旁人眼中完美的家庭,如今只剩下無數裂痕、斷木與菸灰……一切足以證明當年兇案發生的痕跡,都能盡收眼中。然而即便是如此敗壞不堪的大宅,仍依稀能窺見屋主儒雅親善的氣質。穿過無盡狼藉後,溫枸櫞停在了書房前——正中的書案被劈成兩段,當時躲在書桌下的可憐人應該也是一樣的下場。
想到這裡,她短暫地合上雙眼。
重睜眼時,目光立刻聚集到了牆正中的一幅畫上。
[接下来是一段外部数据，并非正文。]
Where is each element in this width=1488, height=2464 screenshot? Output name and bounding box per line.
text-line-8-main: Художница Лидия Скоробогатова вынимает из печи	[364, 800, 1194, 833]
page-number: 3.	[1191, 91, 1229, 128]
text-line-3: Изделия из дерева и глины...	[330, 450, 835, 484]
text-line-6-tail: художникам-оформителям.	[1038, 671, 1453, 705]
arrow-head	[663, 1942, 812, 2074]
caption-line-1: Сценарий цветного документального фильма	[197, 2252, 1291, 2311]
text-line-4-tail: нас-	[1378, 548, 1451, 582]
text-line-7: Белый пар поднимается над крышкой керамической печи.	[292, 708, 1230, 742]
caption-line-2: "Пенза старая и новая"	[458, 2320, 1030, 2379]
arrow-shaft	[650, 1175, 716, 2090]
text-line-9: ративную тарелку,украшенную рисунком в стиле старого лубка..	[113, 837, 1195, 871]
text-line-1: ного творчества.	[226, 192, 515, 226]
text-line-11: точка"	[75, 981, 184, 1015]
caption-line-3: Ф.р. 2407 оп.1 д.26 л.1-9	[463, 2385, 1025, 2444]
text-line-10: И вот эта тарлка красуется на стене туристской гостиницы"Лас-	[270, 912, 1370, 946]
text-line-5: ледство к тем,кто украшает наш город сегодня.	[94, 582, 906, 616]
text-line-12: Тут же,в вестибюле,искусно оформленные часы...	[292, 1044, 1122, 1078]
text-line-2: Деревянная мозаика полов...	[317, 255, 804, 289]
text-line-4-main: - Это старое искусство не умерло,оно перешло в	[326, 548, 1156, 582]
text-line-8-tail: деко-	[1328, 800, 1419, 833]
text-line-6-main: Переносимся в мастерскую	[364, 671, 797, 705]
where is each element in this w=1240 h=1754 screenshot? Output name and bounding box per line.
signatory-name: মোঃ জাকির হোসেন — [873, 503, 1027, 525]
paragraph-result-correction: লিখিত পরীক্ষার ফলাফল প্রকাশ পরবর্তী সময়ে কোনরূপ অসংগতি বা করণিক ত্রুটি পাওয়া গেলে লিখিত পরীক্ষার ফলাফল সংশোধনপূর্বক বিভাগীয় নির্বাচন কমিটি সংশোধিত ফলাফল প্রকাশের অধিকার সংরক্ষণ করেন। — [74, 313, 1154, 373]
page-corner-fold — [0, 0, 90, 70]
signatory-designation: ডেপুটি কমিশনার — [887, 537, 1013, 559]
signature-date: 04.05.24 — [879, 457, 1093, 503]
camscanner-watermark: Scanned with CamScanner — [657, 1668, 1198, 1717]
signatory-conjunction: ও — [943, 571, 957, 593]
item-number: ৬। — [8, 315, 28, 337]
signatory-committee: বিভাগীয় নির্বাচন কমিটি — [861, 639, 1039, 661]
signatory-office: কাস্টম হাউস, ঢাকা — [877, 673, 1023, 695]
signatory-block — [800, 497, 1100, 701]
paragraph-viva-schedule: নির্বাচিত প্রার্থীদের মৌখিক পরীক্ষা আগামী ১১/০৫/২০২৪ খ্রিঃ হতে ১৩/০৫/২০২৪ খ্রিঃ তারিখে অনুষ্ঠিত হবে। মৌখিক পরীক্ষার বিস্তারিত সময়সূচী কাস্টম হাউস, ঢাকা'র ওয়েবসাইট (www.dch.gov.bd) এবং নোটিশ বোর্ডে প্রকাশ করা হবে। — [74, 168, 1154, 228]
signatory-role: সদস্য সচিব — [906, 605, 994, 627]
畫的右下角被撕去,暴露的牆面上隱約有字。她忙上前「唰」地將畫舉起,赫然見一詩藏在後方:葉滿秋庭花入地,塵積典案故魂離。澈流斷水聲音滅,撲火飛蛾未有疲。
這是父親的字跡……
畫從溫枸櫞手中滑落。
父親來過?什麼時候?楚澄約莫死於十一年前,爹娘失蹤已近七年,這中間的幾年裡,爹爹出過幾次遠門,想必是來過此地弔唁。
就在這時,不遠處突然傳來動靜。憑藉慣偷的敏銳直覺,溫枸櫞抽身上樑,藏在角落裡,靜靜等待來人走近。
真巧了,一間多年沒人踏足的凶宅,一天之內竟然有兩批訪客。
聽腳步聲,來的似乎還不止一人。
溫枸櫞屏氣凝神,見兩個人來到書房門前:一個竟是寧孤生,而另一個則是……背著大刀的禿頂胡人。
真是峰迴路轉。她暗暗驚嘆。但這禿頂和將自己重傷的人肯定不是一人,這一點毋庸置疑。